Polres Siak Ungkap Jaringan Narkotika Lintas Kabupaten, Bandar dan Dua Rekannya Dibekuk di Pekanbaru

PEKANBARU (RIAU)-SUARAPANCASILA.ID– Tim Opsnal Satuan Reserse Narkoba (Satresnarkoba) Polres Siak berhasil membongkar jaringan peredaran gelap narkotika yang beroperasi lintas wilayah. Dalam pengungkapan yang berlangsung di Kota Pekanbaru pada awal September 2026 ini, petugas mengamankan total empat orang tersangka dengan barang bukti sabu dengan berat total mencapai belasan gram serta sejumlah barang bukti lainnya.

Kapolres Siak AKBP Sepuh Ade Irsyam Siregar, SH, SIK, MH melalui Kasat Narkoba AKP Benny Apriyandi Siregar, SH, MH Menerangkan bahwa keberhasilan ini merupakan hasil pengembangan dari penangkapan sebelumnya pada Senin (31/8/2026) di mana petugas mengamankan seorang pelaku berinisial HS alias A dengan barang bukti 38 paket sabu. Dari hasil interogasi, HS mengaku mendapatkan barang haram tersebut dari seorang bandar berinisial M alias U yang saat itu masuk dalam daftar pencarian orang (DPO).

Berbekal informasi tersebut, Tim Opsnal Satresnarkoba Polres Siak langsung bergerak melakukan pengejaran ke Kota Pekanbaru. Tepat pada Selasa (1/9/2026) sekira pukul 22.30 WIB, petugas menyergap tiga orang pria masing-masing berinisial M alias U (49), J (43), dan RG alias R (36) yang sedang berada di sebuah warung di Jalan Kartika Sari, Kelurahan Umban Sari, Kecamatan Rumbai, Kota Pekanbaru.

Bacaan Lainnya

Dari hasil pemeriksaan peran, M alias U bertindak sebagai bandar narkotika jenis sabu, Jufriyono berperan sebagai kurir, sementara RG berperan sebagai penyedia tempat.

Petugas kemudian melakukan penggeledahan di dalam mobil Daihatsu Xenia warna putih dengan nomor polisi BM 1393 VN milik Miswan. Di dalam kendaraan tersebut, polisi menemukan empat paket narkotika jenis sabu yang disembunyikan di dalam bungkus rokok Sampoerta. Tak berhenti di situ, pengembangan terus dilakukan hingga ke rumah RG, di mana petugas menemukan satu unit timbangan digital milik M.

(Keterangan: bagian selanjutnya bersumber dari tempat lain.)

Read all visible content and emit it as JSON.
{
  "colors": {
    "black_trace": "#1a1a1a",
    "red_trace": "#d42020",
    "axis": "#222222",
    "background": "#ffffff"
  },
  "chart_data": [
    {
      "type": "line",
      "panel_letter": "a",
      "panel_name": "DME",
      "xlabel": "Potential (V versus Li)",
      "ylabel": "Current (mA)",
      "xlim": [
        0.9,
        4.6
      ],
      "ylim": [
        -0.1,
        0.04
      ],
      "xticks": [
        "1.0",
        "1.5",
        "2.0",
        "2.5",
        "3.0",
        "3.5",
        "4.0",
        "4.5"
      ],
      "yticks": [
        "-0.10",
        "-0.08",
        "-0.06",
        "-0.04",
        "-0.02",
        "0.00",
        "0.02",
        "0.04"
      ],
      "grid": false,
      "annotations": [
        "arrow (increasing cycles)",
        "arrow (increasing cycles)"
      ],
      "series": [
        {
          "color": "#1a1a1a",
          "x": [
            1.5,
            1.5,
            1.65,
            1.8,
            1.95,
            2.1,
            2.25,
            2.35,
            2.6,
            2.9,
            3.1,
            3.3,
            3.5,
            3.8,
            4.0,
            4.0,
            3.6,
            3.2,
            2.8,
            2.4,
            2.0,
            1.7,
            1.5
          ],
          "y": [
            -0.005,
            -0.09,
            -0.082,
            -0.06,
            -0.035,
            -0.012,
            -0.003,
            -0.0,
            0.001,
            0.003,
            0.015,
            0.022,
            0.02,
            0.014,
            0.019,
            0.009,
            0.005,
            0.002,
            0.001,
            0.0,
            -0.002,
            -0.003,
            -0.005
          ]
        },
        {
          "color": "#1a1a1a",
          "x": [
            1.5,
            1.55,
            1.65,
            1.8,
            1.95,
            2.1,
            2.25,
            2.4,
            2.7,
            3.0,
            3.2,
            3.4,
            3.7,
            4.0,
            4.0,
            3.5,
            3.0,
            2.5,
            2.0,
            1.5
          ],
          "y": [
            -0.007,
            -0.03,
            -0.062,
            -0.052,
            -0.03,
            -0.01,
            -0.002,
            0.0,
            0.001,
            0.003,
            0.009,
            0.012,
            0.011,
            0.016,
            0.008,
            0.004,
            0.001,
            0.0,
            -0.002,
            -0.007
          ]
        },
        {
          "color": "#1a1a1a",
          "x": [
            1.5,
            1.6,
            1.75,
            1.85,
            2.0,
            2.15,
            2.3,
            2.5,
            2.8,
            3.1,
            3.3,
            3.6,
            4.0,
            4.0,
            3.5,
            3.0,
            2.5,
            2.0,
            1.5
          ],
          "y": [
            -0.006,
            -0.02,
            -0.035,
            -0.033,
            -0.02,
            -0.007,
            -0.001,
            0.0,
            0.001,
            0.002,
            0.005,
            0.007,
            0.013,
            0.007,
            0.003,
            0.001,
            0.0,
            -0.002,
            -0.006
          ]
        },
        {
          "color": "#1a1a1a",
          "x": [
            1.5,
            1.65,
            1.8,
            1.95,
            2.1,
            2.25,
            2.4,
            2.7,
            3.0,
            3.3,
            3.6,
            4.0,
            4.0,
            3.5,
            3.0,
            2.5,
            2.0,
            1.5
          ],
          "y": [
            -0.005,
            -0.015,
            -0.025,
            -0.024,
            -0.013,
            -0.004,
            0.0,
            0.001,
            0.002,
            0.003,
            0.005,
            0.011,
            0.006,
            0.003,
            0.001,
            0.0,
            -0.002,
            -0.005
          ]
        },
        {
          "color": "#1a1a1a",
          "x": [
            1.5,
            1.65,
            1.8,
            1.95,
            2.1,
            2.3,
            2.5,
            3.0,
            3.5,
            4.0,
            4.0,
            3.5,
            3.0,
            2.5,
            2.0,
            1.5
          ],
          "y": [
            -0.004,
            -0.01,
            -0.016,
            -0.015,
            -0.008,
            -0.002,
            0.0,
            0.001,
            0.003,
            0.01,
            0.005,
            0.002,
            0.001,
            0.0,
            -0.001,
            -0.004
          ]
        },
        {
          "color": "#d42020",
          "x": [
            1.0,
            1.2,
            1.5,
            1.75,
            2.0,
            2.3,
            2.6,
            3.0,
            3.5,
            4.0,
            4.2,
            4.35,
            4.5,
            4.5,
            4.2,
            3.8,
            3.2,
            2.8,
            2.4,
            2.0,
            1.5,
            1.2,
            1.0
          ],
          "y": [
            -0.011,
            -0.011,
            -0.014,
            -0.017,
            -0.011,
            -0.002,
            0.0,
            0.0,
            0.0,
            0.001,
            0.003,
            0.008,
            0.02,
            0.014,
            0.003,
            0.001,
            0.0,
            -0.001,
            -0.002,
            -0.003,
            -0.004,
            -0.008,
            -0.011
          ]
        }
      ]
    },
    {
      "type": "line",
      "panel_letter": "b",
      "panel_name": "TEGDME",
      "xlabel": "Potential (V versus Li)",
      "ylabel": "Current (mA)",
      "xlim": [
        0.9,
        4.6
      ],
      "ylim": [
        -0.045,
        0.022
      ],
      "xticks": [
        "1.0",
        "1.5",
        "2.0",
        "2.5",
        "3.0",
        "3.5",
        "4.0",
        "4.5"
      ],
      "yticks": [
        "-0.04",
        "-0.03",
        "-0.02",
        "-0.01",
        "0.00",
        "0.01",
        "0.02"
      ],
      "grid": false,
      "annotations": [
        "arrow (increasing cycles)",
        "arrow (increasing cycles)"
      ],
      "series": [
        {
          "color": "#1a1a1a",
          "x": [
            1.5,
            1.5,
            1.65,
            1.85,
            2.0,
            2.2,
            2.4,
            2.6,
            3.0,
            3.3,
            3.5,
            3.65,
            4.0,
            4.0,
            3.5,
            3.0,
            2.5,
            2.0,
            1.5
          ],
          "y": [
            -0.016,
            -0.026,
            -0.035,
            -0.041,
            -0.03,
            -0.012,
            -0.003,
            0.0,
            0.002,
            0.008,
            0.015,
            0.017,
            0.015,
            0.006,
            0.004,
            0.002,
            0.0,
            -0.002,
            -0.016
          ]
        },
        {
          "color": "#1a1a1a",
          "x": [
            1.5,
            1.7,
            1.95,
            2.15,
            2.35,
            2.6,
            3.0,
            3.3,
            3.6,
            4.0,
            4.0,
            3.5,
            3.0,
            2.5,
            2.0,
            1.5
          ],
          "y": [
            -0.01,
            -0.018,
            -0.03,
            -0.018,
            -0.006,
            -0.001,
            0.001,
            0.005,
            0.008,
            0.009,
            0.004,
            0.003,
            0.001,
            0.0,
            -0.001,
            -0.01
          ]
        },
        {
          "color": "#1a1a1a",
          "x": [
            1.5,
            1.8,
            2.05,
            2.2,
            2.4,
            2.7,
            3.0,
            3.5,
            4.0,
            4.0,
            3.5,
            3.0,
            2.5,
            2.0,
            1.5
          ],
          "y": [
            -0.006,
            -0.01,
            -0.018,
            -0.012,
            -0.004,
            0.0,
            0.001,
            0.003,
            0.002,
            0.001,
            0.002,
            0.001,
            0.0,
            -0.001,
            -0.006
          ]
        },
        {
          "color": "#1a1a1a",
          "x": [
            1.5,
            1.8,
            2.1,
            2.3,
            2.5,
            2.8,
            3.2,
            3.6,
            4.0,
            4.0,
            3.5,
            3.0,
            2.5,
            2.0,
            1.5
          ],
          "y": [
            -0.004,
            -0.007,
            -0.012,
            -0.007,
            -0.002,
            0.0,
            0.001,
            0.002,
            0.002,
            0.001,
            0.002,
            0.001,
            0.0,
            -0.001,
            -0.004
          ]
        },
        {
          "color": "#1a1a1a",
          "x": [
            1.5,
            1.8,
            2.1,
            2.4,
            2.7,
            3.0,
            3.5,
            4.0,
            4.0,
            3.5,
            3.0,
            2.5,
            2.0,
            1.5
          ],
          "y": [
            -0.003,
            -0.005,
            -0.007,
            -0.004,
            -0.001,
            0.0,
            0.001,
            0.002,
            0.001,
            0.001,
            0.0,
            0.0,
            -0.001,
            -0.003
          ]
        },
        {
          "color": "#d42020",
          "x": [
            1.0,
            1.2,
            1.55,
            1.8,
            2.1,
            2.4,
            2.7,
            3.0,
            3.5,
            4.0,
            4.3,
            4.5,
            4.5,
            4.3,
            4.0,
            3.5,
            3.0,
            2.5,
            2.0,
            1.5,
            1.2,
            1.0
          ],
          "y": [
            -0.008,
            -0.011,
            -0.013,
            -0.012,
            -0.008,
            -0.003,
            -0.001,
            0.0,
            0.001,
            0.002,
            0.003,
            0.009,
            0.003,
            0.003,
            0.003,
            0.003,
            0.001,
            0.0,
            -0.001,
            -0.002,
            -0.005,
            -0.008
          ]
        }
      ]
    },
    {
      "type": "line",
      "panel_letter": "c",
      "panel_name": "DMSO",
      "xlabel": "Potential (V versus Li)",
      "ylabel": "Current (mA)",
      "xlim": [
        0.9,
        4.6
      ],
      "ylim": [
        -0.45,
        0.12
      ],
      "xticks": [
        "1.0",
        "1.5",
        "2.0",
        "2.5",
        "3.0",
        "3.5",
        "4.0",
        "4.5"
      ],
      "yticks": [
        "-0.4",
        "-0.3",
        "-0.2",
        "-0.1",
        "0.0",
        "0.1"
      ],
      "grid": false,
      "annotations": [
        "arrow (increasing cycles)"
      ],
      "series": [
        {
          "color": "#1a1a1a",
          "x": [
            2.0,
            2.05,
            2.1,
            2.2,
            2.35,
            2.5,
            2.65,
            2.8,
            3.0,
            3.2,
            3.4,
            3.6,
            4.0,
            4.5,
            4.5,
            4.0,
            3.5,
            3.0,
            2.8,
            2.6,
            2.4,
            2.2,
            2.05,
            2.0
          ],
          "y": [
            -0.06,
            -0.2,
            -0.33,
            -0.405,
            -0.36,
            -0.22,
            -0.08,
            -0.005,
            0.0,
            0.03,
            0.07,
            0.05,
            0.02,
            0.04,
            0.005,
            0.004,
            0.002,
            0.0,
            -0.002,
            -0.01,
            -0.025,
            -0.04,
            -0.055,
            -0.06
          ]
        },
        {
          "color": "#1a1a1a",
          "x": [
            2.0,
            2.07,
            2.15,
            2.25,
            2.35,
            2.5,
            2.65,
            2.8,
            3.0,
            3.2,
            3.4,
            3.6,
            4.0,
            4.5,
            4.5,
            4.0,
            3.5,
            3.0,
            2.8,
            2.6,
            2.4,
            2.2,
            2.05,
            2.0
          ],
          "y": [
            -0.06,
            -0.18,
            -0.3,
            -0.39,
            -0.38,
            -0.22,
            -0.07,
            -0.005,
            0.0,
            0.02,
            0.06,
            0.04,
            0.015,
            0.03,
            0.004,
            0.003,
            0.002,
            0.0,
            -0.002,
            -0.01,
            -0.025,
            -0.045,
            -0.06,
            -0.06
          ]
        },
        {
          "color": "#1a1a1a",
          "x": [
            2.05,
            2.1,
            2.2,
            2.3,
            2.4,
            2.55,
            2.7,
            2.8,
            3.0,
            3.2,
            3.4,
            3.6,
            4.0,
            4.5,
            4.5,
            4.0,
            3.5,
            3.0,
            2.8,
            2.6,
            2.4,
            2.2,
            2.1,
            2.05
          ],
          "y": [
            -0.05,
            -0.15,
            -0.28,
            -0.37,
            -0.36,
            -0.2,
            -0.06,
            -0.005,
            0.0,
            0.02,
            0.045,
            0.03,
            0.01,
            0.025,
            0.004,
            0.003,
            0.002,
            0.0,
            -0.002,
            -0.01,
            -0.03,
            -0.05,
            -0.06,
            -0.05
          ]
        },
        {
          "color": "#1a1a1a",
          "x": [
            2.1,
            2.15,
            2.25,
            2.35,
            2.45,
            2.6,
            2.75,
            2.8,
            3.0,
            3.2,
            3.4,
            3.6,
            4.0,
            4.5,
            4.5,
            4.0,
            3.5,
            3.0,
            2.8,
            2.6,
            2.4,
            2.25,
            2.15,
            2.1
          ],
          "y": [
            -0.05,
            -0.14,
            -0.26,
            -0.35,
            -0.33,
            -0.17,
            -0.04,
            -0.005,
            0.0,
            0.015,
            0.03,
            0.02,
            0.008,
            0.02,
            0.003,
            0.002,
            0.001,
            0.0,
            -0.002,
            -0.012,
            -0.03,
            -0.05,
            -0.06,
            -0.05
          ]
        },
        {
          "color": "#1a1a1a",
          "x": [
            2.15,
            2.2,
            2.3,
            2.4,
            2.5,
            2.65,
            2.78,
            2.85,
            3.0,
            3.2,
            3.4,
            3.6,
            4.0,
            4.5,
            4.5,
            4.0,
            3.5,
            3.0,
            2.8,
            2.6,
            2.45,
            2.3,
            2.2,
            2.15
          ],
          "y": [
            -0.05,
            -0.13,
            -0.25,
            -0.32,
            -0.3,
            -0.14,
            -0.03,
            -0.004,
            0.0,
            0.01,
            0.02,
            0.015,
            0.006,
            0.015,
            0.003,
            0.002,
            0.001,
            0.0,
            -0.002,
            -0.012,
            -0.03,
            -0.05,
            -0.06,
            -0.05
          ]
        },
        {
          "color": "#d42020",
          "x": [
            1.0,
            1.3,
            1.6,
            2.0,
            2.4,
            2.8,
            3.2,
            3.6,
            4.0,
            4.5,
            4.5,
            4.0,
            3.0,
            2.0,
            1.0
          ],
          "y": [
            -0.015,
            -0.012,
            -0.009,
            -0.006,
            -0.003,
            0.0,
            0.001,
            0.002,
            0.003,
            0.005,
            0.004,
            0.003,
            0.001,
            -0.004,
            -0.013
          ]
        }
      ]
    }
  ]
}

Pengembangan kasus berlanjut hingga Rabu (2/9/2026) dini hari sekira pukul 00.15 WIB. Berdasarkan interogasi lanjutan terhadap RG, diketahui bahwa ia juga menyimpan satu paket sabu di rumahnya yang terletak di Jalan Kemala, Kelurahan Limbungan Baru, Kecamatan Rumbai Timur, Kota Pekanbaru. Polisi langsung melakukan penggeledahan dan menemukan tambahan satu paket sabu di atas lemari kamar tersangka yang diakuinya diperoleh dari M alias U.

Total keseluruhan barang bukti sabu yang disita dari rangkaian penangkapan ini mencakup empat paket sabu seberat kotor 18,13 gram pada penangkapan pertama dan satu paket sabu seberat 0,47 gram pada pengembangan kedua. Selain itu, petugas turut menyita barang bukti pendukung berupa unit mobil Xenia, timbangan digital, beberapa unit telepon genggam, uang tunai hasil transaksi, serta alat pembungkus sabu.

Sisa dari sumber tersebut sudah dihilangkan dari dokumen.